The 2025 Sumatran arabica harvest will be remembered by cuppers, not by traders. Volumes are down 12% year-on-year — but the beans that made it through are among the best we've cupped in a decade.
The road to Takengon
Our field visit began at 4:30 am on a Wednesday, boarding a small propeller aircraft from Kuala Namu International to the Takengon highlands of Aceh. Takengon sits at 1,200 metres above sea level, wrapped around Lake Laut Tawar, and grows some of the finest Gayo arabica in Indonesia. The cooperatives here have supplied Nusawara since 2014.
We had come to see the effects of an unusually dry El Niño-influenced dry season that stretched from May through September. Farmers we spoke with — Pak Sabri, Ibu Rosmah, and the Kopi Gayo Mandiri collective — all reported the same pattern: fewer cherries per branch, but slower ripening, greater sugar accumulation, and remarkably clean acidity.
The tree looked stressed, but the cherry tasted like an heirloom apple. We knew this would be a special year.
— Pak Sabri, Bandar Baru Cooperative
What the numbers show
Aggregate 2025 production data from BPS Aceh points to roughly 47,000 metric tons of arabica versus 53,500 tons in 2024 — a 12.1% contraction. But quality metrics tell a different story.
- Average SCA cup score: 85.4 (vs 83.1 in 2024)

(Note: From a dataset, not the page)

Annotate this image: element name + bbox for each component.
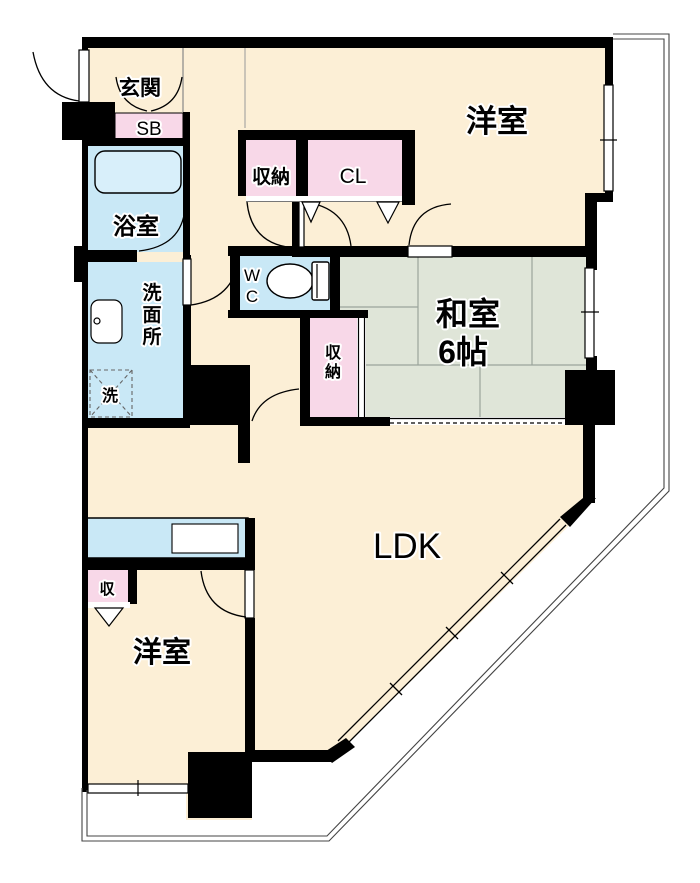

- Density: 810 g/L (vs 780 g/L in 2024)
- Defect rate at pre-export screening: 3.2% (vs 5.8% in 2024)
- Moisture at export: 11.4% (well within 12% ceiling)
For specialty roasters, this is the kind of harvest to lock in early. Prices at origin have already firmed roughly 8-14% depending on grade, and secondary buyers are entering the market late. If you're waiting for prices to drop before you commit to your 2026 program, we suggest not waiting.
Micro-lots we're watching
Three farms in particular have caught our sensory team's attention this year. The Kopi Kalosi Bajawa micro-lot from Flores (not technically Sumatran but harvested in parallel) is showing a jasmine-and-white-peach profile at natural process. The Bener Meriah wet-hulled from Central Aceh is delivering a syrupy body with cocoa nib finish that we haven't tasted since 2017.
The third — a small experimental honey-process from a cooperative near Sidikalang — is one of the most unusual coffees to ever come out of Sumatra. We're releasing sample tins to five specialty roasters for their spring 2026 blends.
What this means for buyers
For coffee importers, three practical recommendations.
- Lock in Q1 2026 volumes now. Prices at origin will not soften. Secondary buyers entering late will pay 15–20% more.
- Consider paying for cup scores. Nusawara provides third-party SCA cupping certificates at cost — a small investment that unlocks premium retail positioning.
- Ask about direct-trade micro-lots. Even 500 kg of a well-scored micro-lot can transform a specialty roaster's brand narrative.
Field notes
The people of Aceh have been growing arabica since the 1920s. What still surprises us — after ten years of visits — is how much the farmers themselves care about the final cup. Ibu Rosmah, who has 1,400 trees at 1,350 metres, asked us to send back cupping notes from the roasters we sold her lot to. "So I know what they tasted," she said. We will.